Boris Johnson backs Priti Patel in row over undisclosed meetings in Israel
Boris Johnson has come out in support of his colleague Priti Patel after she was accused of conducting overseas business without informing the Foreign Office.
The Foreign Secretary said Ms Patel was a “good friend” and she was “quite right” to be meeting organisations abroad.
International Development Secretary Ms Patel came under fire after it the BBC revealed she held a series of meetings with senior Israeli figures while on holiday.
She met high-ranking politicians while accompanied by a “powerful pro-Israeli Conservative lobbyist”, but failed to observe standard protocol by keeping Britain aware of her movements.
It sparked fury among Conservative colleagues, with claims she was trying to conduct her own “freelance foreign policy” or seek support for a possible leadership bid.
But Mr Johnson tweeted a message of support for his Cabinet colleague and fellow Brexit supporter.
“@Patel4witham is a good friend & we work closely together for GLOBAL BRITAIN. Quite right that she meets w/ people & organisations overseas,” he said.
Ms Patel is reported to have met with the leader of one of Israel's main political parties and made visits to several organisations where official departmental business was discussed.
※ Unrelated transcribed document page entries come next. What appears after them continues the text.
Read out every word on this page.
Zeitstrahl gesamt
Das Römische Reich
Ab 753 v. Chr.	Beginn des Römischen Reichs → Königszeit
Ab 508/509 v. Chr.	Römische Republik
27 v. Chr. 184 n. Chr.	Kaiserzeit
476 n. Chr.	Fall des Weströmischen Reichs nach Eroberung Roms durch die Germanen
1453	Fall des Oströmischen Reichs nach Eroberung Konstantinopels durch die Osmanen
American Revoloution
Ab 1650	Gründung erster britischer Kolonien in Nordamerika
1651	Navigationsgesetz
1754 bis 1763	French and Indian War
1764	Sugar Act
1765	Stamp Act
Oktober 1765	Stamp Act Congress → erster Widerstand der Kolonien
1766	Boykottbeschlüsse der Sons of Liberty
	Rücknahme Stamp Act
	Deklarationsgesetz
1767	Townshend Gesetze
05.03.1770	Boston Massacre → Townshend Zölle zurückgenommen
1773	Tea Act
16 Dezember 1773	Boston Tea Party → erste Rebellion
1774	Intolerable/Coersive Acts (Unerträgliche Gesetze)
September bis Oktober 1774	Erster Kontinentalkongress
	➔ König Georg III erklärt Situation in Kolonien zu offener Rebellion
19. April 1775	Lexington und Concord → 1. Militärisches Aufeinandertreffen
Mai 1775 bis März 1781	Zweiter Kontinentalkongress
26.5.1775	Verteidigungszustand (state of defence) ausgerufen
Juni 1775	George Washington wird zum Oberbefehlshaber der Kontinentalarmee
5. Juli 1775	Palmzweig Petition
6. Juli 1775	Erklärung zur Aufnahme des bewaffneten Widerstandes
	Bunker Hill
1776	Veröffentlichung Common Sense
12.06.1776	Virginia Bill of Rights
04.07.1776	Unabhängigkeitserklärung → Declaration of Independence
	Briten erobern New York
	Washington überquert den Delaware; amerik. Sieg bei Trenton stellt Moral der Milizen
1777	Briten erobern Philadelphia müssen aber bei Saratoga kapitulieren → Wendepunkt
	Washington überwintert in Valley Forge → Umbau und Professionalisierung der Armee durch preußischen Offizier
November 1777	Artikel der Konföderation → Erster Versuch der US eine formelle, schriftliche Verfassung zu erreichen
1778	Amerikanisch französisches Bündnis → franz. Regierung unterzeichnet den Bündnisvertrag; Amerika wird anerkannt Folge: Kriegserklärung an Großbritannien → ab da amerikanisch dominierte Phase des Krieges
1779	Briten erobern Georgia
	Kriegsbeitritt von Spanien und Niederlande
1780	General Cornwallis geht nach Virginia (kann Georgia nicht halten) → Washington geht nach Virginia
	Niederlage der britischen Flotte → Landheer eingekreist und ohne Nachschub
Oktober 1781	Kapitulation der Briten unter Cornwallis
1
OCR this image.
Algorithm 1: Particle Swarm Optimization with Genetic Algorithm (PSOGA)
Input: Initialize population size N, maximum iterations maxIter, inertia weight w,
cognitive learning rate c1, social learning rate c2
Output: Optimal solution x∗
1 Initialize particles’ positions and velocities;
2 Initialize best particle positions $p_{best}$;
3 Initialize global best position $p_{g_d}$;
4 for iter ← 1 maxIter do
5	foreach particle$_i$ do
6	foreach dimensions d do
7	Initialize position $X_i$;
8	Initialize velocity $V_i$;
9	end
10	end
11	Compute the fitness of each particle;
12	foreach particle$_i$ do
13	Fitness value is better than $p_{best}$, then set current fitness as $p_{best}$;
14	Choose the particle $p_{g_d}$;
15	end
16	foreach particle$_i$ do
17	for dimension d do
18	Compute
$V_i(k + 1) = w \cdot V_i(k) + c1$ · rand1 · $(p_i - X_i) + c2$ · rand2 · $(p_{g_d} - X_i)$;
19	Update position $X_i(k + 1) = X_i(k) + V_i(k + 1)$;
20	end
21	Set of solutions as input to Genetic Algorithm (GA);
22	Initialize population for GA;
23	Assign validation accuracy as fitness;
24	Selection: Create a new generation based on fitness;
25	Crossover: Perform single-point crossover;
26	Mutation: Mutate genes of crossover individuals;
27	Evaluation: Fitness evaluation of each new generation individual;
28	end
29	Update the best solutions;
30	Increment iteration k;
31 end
Meanwhile, one source told the BBC that at least one of the meetings was prompted by a suggestion from the Israeli ambassador to London, despite British diplomats having been kept in the dark over the trip.
One minister told the broadcaster: "This is outrageous. She is a Cabinet minister. She just cannot do this. This is about donors and influence."
Another former minister said: "What does it say to the rest of the Middle East if a senior Cabinet minister in charge of Britain's huge aid budget disappears for 48 hours from a family holiday in Israel and is under the wing of a pro-Israeli lobbyist?"
The Liberal Democrats accused Ms Patel of making a "grave error of judgement" after having "seemingly swanned off to Israel to pursue her personal career".
While Labour MP John Trickett said the incident "raises a series of questions about the ethics of public service and the integrity of the Government".
It comes as Theresa May hosts Israeli Prime Minister, Benjamin Netanyahu, in London to mark the centenary of the Balfour Declaration, when Britain laid out plans for the creation of a Jewish state.